The impact of global warming on transpiration and photosynthesis would compromise plant fitness, impacting on crop yields and ecosystem functioning. In this frame, we explored the performance of a set of Arabidopsis mutants carrying partial or total loss-of-function alleles of stomatal development genes and displaying distinct stomatal abundances. Using microscopy and non-invasive imaging techniques on this genotype collection, we examined anatomical leaf and stomatal traits, plant growth and development, and physiological performance at optimal (22 degrees C) and supra-optimal (30 degrees C) temperatures. All genotypes showed thermomorphogenetic responses but no signs of heat stress. Data analysis singled out an extremely low stomatal abundance mutant, spch-5. At 22 degrees C, spch-5 had lower transpiration and warmer leaves than the wild type.
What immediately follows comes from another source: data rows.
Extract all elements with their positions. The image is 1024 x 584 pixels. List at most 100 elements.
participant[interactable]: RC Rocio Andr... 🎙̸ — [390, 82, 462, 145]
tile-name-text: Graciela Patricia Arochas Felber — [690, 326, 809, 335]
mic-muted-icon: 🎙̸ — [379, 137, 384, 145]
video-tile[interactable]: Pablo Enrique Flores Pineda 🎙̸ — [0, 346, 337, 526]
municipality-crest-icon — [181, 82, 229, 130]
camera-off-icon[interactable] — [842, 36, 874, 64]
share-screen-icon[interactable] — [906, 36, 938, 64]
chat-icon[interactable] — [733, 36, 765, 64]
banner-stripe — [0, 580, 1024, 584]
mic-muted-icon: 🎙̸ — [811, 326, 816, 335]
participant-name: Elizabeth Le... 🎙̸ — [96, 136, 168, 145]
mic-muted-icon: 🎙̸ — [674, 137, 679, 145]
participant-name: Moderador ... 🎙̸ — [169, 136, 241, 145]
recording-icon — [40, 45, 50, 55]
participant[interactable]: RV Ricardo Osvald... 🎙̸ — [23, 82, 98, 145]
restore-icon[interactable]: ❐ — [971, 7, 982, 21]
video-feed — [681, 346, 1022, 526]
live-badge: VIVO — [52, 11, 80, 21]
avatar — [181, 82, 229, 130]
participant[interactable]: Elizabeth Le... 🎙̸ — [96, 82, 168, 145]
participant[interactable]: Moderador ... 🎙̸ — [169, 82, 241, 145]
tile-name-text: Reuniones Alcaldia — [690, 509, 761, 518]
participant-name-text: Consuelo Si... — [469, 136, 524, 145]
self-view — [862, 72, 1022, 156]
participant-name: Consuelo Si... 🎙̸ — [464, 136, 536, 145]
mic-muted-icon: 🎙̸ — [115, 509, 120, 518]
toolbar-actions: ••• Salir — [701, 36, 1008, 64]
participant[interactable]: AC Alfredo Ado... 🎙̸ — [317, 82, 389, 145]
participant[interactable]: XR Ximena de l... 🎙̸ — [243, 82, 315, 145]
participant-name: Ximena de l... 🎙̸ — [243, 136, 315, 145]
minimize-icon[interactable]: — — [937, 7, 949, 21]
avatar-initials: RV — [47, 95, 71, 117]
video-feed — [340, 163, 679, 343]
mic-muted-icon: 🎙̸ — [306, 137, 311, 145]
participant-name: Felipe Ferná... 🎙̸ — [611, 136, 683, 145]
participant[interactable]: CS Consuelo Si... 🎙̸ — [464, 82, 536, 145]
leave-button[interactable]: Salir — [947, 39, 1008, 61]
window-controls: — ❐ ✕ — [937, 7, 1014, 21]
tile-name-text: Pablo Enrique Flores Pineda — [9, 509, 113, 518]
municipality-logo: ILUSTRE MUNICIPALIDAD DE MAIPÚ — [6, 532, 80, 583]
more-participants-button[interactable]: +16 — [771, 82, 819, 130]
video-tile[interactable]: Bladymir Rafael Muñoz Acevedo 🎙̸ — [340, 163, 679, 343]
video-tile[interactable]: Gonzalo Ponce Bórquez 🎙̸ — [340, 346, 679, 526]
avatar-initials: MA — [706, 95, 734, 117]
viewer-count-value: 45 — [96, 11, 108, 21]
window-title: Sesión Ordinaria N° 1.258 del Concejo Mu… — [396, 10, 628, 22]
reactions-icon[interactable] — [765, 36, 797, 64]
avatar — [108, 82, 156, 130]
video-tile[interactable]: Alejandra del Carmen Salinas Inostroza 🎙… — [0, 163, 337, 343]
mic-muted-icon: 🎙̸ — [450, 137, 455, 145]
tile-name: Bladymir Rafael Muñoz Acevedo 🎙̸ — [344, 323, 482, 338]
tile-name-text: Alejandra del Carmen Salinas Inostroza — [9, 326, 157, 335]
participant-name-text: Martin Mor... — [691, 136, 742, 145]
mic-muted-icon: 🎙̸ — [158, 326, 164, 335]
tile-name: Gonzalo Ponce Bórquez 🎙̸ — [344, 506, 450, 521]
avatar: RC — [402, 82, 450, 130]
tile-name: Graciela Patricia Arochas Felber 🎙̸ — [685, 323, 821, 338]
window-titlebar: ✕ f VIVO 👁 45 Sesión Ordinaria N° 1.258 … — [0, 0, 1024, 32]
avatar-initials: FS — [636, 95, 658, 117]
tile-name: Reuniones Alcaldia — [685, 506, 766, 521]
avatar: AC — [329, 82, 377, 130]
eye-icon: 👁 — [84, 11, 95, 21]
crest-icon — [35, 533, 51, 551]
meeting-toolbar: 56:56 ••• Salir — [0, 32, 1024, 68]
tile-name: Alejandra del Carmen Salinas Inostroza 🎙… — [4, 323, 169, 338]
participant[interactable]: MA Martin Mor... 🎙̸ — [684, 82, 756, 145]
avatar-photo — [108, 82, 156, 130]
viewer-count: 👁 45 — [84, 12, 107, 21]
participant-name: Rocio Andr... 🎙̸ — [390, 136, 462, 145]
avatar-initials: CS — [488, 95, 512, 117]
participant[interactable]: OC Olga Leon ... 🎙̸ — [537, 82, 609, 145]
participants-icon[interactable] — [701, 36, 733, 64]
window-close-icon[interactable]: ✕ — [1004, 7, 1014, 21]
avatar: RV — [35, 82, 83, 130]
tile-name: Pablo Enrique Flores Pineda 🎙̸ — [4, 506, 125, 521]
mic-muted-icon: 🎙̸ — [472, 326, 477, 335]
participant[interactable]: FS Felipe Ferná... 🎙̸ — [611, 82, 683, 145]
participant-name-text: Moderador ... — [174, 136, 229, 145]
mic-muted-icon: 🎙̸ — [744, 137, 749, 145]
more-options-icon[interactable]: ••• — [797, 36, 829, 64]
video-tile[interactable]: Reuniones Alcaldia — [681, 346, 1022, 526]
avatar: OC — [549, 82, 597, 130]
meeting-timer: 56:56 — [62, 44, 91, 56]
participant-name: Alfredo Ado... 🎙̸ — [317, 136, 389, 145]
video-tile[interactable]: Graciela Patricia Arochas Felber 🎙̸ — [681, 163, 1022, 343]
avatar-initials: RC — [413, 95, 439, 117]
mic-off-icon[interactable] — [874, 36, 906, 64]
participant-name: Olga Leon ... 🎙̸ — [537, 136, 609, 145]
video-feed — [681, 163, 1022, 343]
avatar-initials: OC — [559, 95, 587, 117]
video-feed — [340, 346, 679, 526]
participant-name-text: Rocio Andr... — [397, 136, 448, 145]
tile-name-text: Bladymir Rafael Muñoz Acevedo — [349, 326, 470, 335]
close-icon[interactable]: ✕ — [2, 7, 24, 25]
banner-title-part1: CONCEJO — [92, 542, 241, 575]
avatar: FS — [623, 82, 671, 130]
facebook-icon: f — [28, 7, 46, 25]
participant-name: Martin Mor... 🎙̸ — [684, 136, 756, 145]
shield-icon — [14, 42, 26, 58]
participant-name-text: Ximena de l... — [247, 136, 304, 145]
However, at 30 degrees C, this mutant developed larger stomata and thinner leaves, paralleled by a notable cooling capacity, similar to that of the wild type. Despite their low stomatal density (SD), spch-5 plants grown at 30 degrees C showed no photosynthesis or growth penalties. The behavior of spch-5 at supra-optimal temperature exemplifies how the effect of very low stomatal numbers can be counteracted by a combination of larger stomata and thinner leaves. Furthermore, it provides a novel strategy for coping with high growth temperatures.

Automated summary

This study investigates the impact of global warming on plant transpiration and photosynthesis. It identifies a mutant with low stomatal density that can counteract the effect of high temperature by developing larger stomata and thinner leaves.